Richter’s approach is thus the polar opposite of Lanzmann’s philosophy. Regarding forgiveness, Kiefer has produced significant texts on the theme of absence and memory—or rather, the lack of memory—particularly in 1970s Germany, where generations of 30–50-year-olds actively avoided confronting this tragic past. Today, there’s perhaps a way to rethink memory beyond memory itself—what some might call post-memory or even post-anti-memory, a term I use jokingly but seriously as a “mal-ancien.” This memory dynamic is of great interest to me. As for Macron, I don’t think his connection to Richter is necessarily about memory, guilt, or forgiveness; rather, it might be more about the importance, as a President of the Republic, of maintaining strong ties with Germany and recognizing an artist like Kiefer—who, though German, has lived in France for 30 years and established monumental foundations and studios like those in Barjac or Croissy-Beaubourg.
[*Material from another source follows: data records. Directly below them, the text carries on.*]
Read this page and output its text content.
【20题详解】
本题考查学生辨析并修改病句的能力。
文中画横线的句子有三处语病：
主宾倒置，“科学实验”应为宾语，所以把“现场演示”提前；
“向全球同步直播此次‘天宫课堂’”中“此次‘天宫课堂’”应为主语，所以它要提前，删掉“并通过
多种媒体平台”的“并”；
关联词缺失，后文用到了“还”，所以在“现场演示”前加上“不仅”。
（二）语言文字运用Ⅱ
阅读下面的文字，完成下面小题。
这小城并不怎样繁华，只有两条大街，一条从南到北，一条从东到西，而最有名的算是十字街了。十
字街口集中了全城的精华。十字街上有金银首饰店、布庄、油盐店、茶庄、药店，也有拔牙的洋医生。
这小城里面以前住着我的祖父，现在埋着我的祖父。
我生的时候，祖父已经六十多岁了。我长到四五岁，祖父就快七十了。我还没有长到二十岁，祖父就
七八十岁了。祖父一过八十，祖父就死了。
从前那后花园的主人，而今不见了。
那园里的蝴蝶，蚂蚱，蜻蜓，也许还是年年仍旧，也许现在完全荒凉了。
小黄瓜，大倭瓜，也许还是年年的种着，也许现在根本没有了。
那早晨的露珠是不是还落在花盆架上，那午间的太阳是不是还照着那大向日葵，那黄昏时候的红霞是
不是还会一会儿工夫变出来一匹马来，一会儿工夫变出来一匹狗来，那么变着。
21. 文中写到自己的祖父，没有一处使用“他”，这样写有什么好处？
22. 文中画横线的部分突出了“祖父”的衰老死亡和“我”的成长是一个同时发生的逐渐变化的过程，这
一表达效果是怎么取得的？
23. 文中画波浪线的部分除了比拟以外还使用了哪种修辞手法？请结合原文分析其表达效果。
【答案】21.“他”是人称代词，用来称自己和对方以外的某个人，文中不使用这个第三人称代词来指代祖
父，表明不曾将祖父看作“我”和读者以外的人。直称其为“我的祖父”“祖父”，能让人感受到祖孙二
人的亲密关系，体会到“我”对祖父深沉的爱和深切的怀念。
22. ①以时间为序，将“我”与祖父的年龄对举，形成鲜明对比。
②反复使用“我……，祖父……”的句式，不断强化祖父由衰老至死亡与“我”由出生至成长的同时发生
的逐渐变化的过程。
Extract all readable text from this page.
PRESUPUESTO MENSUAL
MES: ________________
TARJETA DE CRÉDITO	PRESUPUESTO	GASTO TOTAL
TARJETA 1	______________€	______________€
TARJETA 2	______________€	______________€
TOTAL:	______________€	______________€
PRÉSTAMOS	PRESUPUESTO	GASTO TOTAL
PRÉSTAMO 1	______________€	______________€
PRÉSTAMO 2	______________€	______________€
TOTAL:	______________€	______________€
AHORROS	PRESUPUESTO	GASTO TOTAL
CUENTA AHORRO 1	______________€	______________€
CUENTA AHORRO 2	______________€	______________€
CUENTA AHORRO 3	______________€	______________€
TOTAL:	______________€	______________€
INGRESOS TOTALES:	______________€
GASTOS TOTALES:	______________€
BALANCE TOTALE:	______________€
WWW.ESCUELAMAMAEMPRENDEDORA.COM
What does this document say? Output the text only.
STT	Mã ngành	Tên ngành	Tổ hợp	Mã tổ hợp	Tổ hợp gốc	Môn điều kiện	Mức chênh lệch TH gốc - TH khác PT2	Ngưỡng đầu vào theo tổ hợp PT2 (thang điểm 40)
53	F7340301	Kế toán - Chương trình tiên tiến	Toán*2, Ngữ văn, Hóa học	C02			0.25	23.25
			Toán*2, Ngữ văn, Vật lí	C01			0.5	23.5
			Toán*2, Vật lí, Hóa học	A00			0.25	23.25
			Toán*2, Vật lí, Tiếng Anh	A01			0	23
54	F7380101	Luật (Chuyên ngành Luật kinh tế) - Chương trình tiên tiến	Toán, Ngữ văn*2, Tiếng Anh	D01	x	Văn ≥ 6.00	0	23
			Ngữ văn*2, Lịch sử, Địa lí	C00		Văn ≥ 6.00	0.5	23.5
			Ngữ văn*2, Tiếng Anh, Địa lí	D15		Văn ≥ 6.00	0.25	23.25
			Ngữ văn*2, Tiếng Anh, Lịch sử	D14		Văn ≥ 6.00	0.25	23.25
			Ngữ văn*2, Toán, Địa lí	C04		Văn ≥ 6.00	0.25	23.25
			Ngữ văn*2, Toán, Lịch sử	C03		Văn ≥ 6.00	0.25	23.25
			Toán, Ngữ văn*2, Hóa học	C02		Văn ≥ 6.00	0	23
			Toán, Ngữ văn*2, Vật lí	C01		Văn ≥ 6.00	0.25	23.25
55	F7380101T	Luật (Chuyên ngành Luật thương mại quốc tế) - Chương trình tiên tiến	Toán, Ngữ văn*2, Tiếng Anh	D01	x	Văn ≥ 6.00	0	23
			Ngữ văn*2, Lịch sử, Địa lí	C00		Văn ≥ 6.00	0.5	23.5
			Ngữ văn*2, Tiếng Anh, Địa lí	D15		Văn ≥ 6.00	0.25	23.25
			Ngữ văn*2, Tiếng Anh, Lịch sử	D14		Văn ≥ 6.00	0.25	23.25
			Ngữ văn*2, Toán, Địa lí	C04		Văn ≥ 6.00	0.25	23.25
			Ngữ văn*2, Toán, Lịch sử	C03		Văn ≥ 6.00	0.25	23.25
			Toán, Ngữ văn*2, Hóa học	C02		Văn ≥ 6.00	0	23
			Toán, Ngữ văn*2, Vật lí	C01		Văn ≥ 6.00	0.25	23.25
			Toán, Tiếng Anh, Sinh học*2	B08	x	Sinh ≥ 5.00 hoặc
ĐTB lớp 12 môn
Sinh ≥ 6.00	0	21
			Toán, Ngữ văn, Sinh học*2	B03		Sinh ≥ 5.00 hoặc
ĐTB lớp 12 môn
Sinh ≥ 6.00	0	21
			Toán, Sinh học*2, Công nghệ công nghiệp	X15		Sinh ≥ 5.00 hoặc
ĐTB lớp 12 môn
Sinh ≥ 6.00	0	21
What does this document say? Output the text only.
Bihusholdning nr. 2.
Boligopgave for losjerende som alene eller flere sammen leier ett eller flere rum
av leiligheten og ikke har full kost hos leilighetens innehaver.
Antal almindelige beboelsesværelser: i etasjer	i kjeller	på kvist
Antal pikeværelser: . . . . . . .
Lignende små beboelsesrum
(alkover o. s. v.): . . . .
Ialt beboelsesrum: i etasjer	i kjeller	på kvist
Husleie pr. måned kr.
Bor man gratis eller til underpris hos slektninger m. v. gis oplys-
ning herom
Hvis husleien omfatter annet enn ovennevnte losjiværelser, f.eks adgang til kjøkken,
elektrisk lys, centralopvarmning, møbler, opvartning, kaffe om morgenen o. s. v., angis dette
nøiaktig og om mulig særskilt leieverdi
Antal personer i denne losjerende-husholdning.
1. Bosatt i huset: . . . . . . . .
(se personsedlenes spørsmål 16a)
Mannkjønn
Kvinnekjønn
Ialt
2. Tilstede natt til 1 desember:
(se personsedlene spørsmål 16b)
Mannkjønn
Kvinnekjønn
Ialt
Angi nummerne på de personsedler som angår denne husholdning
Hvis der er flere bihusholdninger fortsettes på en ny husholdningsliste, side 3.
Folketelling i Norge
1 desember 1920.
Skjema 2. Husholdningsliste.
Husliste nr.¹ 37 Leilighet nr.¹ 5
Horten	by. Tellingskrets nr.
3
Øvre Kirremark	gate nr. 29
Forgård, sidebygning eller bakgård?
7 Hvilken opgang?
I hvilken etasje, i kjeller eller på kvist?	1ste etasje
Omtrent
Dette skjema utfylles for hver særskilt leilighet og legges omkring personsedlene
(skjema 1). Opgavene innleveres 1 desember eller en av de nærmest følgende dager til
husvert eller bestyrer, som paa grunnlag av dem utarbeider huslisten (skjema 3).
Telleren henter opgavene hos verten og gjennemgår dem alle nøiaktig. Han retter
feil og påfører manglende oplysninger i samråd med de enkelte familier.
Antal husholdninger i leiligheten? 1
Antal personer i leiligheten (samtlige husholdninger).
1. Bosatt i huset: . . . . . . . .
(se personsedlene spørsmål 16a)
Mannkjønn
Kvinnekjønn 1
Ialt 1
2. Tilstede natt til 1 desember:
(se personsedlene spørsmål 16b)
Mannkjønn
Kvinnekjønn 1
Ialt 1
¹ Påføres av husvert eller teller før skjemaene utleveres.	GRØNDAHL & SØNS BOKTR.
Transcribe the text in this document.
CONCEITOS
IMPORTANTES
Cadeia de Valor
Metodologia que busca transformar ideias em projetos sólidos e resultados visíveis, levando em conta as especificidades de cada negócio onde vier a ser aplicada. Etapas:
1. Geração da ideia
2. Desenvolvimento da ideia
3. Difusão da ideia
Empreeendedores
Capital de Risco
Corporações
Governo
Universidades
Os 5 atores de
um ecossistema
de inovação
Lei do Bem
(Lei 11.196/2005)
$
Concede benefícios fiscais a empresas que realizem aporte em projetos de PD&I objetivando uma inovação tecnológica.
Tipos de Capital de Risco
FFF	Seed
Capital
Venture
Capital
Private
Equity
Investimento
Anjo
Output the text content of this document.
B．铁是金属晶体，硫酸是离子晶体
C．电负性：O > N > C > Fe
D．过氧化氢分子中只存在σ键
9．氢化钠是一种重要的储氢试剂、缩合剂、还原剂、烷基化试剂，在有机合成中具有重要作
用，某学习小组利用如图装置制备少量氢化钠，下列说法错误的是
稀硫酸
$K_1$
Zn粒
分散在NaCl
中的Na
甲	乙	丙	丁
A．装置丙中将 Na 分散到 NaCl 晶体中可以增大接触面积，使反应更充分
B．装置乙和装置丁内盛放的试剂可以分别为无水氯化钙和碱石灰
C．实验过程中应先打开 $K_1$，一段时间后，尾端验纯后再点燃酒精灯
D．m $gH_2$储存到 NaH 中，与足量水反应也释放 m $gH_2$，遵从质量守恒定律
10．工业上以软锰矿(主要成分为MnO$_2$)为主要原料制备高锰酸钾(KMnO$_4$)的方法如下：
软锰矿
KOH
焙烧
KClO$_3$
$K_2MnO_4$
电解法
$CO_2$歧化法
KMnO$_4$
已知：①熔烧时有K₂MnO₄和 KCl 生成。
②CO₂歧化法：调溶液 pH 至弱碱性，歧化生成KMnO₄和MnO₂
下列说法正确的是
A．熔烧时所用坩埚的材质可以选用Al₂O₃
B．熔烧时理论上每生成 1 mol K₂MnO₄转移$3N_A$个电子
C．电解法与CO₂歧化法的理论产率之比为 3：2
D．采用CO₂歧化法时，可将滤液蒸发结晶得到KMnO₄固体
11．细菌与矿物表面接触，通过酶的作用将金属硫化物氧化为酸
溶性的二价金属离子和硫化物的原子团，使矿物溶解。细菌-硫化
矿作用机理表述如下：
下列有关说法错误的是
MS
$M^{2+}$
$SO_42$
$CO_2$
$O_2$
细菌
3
It’s striking that Macron chose Kiefer over a French artist to commemorate World War I—perhaps a political gesture, echoing themes Paul Ricoeur often explored between memory and politics. In Macron’s mind, there may indeed be a link between memory, war, absence, the clash of two great nations, and the presence of this towering artist who embodies silence, absence, and a kind of scream through his oeuvre. I’m not sure if Macron personally called for the Paul Celan exhibition at the Grand Palais Éphémère—it’s worth checking who the Minister of Culture was—but he clearly holds great admiration for Kiefer (editor’s note: organized by the Réunion des Musées Nationaux – Grand Palais (RMN – Grand Palais) in partnership with the Thaddaeus Ropac Gallery).
You described Kiefer’s work as “haunted”—a word Derrida also used for Van Gogh’s paintings. Heidegger noted that Van Gogh didn’t merely represent being, but brought it into being. Kiefer, who currently has two exhibitions focused on Van Gogh, paints very much in his spirit, sharing a deep connection to rural life.
Michaël de Saint Cheron: When I say Kiefer’s work is haunted, it ties into this genealogy—yet we must be cautious with definitions. Derrida likely didn’t know Kiefer’s work deeply. But Kiefer is clearly obsessive. If you’ve been to one of his studios, you know war is omnipresent—not just the Shoah, but war in general, with fighter jets, submarines, and dark, piercing forms. Destruction and death, rendered with violence, permeate everything.
So yes, his work is haunted. Whether we can say, as Derrida did, that it “makes being come into being” is possible, but what’s certain is that it’s filled with obsession, forgetting, and a deep fascination with ruins—philosophically, artistically, and biblically. There’s a strong biblical dimension in his work, perhaps more than a philosophical one. What may trouble some Jewish thinkers in France is that he admires and celebrates Céline, which creates an intriguing contradiction worth exploring—particularly in light of Kiefer’s embrace of both Céline and Heidegger. Does he overlook too much the irreparable silence from Heidegger, the absence of any reckoning for 40 years after the Shoah?
When I spoke with Kiefer in Barjac, he told me that the disagreement between Céline and Heidegger was personal, not philosophical—I’m not so sure. Someone like Paul Celan, who lived with such intensity, would have judged a philosophy by the moral fiber of its author. And Heidegger never uttered a single word about Nazism or its crimes. Can we truly believe that Celan, at the end of his life, still admired Heidegger’s philosophy? I have my doubts.